It is, even if they went through the Sea-Walls not the Theodosian Walls. The Theodosian Walls are just ridiculously impressive, they were built in the early 400's and were never breached until an entirely new technology was invented millenia later.

Do parts of them still stand? I guess the Ottomans kept them around for awhile but historical preservation often loses when it comes to city planning.

FreudianSlippers
Apr 12, 2010

Shooting and Fucking
are the same thing!

I think parts of the walls have been rebuilt. Most of them are ruins at best or totally gone, probably plundered for building materials. Which is still pretty good considering they were built around 410.

I was in Stockholm recently I saw a decently preserved city wall in their medieval museum from like 1500 but that's practically built yesterday in comparison.

cheetah7071
Oct 20, 2010

honk honk
College Slice
I don't think there's any long segments of contiguous walls but the ruins are still there and mark the boundary between the old town and modern urban sprawl

ughhhh
Oct 17, 2012

Nothingtoseehere posted:

Do parts of them still stand? I guess the Ottomans kept them around for awhile but historical preservation often loses when it comes to city planning.

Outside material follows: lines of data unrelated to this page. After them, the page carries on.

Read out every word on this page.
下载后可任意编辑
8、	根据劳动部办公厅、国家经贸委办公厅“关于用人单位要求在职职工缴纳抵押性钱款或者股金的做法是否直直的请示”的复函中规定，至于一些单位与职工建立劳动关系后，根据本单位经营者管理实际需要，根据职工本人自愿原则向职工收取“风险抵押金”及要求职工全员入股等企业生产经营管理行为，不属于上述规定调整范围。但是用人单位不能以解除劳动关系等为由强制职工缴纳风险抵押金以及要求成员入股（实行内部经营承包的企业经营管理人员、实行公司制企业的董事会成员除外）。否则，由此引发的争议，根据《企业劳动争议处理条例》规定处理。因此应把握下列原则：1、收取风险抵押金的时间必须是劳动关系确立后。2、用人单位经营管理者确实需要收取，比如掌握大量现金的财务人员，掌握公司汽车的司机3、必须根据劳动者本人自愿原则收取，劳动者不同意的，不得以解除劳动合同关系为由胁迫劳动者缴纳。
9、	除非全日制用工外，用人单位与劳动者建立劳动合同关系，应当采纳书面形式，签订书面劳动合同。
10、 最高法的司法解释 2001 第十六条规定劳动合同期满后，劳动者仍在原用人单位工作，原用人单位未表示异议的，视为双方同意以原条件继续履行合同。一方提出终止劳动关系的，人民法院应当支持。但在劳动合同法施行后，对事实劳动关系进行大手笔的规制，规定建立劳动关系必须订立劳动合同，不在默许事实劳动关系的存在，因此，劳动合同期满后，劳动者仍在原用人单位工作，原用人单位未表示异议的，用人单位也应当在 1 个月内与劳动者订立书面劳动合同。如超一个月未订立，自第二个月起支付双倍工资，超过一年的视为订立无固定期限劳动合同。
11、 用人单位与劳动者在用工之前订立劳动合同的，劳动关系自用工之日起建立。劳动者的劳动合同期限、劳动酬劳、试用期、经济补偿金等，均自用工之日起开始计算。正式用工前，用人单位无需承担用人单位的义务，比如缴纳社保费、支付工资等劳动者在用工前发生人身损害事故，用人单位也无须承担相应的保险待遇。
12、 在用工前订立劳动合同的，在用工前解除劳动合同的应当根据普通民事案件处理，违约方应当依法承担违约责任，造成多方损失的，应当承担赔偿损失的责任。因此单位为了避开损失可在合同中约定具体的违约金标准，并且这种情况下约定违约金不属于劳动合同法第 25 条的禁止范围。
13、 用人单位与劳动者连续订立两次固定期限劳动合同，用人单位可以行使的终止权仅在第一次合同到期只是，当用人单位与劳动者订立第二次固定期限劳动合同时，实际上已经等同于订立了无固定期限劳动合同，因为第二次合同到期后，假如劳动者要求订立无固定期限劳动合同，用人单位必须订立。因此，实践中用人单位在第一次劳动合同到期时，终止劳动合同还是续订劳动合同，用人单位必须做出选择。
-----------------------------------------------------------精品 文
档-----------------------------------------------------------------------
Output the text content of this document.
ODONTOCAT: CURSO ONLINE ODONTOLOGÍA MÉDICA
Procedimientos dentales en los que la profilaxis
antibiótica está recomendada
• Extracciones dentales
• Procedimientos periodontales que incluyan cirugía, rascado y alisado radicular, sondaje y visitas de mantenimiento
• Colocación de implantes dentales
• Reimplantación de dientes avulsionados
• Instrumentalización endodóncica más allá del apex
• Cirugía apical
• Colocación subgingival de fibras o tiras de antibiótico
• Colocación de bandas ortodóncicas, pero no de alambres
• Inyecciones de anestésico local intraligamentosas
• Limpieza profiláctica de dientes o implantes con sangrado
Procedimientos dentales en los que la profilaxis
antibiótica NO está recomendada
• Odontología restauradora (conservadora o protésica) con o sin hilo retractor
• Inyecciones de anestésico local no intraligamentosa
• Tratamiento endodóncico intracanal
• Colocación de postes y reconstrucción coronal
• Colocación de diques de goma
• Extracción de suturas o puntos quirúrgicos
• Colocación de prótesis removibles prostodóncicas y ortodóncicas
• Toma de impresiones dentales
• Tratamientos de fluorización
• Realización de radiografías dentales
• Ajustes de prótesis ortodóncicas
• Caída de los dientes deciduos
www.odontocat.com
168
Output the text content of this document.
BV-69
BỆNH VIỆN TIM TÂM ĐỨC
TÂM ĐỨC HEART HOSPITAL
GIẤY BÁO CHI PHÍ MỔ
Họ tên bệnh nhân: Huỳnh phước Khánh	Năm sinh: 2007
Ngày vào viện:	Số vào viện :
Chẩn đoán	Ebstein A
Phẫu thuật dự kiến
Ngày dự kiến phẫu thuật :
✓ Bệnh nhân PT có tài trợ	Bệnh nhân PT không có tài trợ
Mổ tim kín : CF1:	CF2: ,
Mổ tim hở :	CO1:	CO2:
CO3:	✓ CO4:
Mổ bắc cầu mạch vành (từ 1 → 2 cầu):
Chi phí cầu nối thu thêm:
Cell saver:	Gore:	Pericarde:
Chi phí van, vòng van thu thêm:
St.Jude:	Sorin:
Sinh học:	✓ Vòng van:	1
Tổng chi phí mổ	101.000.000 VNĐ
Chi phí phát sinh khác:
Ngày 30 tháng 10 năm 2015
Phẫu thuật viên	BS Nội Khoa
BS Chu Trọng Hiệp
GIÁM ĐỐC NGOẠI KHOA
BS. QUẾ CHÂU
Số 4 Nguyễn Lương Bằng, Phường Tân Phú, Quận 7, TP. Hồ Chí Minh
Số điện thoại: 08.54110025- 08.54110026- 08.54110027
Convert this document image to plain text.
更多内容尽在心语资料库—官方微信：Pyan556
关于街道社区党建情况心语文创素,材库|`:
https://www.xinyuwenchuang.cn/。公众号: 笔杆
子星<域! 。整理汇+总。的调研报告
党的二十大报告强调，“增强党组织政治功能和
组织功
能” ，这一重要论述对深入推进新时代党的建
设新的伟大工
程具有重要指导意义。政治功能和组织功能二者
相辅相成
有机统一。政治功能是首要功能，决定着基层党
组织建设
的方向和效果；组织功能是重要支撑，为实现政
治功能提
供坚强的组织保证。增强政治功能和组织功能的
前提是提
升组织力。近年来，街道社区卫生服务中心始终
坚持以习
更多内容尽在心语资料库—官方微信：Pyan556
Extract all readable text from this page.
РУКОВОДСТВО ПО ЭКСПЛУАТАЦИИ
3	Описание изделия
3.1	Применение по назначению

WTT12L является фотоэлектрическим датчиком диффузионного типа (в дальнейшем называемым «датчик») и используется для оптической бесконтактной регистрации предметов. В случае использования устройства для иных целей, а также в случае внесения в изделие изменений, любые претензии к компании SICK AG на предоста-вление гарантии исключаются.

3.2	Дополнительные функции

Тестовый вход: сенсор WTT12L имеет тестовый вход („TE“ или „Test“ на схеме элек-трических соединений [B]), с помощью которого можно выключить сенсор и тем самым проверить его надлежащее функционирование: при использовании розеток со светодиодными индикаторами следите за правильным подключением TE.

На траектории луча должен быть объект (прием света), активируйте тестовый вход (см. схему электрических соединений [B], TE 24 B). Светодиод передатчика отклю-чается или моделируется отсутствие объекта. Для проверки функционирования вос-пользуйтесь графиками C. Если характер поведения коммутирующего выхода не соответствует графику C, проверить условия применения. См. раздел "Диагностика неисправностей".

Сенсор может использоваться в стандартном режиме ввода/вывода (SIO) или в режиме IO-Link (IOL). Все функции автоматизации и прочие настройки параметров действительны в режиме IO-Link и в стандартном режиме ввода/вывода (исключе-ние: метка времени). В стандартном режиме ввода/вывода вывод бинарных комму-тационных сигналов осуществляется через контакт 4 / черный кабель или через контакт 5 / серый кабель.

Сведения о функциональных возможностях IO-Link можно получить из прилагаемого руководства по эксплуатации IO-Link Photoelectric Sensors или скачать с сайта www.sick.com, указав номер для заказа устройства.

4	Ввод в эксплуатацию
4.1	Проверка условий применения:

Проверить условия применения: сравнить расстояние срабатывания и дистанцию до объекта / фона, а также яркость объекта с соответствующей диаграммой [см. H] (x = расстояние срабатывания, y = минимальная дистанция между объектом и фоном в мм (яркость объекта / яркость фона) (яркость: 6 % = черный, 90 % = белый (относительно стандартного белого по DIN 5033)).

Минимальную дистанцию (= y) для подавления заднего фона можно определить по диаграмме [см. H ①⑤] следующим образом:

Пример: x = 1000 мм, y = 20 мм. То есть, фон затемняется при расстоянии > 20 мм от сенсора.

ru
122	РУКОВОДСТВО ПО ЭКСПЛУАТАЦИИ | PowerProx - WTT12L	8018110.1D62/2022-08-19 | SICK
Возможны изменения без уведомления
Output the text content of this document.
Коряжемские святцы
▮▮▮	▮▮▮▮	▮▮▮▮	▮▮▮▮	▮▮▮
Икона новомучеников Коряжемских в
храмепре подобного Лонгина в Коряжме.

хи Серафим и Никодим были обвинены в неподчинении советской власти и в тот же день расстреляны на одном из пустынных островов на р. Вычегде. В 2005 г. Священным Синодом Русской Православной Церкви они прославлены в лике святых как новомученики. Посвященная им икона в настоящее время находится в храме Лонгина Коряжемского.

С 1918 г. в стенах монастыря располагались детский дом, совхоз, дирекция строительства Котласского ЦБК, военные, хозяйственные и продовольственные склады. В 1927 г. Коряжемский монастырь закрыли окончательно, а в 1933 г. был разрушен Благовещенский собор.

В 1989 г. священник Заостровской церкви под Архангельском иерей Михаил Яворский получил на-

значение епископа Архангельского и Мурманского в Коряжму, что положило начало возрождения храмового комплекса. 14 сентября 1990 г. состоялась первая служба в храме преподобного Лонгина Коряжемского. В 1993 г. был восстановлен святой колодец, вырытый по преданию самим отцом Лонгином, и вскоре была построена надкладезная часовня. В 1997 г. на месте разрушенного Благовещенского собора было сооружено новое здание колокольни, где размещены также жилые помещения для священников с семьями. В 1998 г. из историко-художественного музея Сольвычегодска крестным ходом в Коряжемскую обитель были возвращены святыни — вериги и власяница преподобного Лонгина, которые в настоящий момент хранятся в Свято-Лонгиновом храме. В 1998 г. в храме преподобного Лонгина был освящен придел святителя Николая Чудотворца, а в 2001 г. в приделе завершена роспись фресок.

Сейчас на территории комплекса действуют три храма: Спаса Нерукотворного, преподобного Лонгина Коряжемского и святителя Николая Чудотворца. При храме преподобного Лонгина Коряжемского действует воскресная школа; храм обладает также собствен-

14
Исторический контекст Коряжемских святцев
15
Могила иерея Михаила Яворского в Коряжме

Parts of them are still original/later ottoman additions and parts of them have been reconstructed recently. It's currently a public park with gardens and greenery. You can definately notice which parts were reconstructed because the modern reconstruction was done really shoddily. The Turkish government has a really bad record of preservation and reconstruction depending on the political and cultural importance of the site in question.

Grand Fromage
Jan 30, 2006

L-l-look at you bar-bartender, a-a pa-pathetic creature of meat and bone, un-underestimating my l-l-liver's ability to metab-meTABolize t-toxins. How can you p-poison a perfect, immortal alcohOLIC?


Nothingtoseehere posted:

Do parts of them still stand? I guess the Ottomans kept them around for awhile but historical preservation often loses when it comes to city planning.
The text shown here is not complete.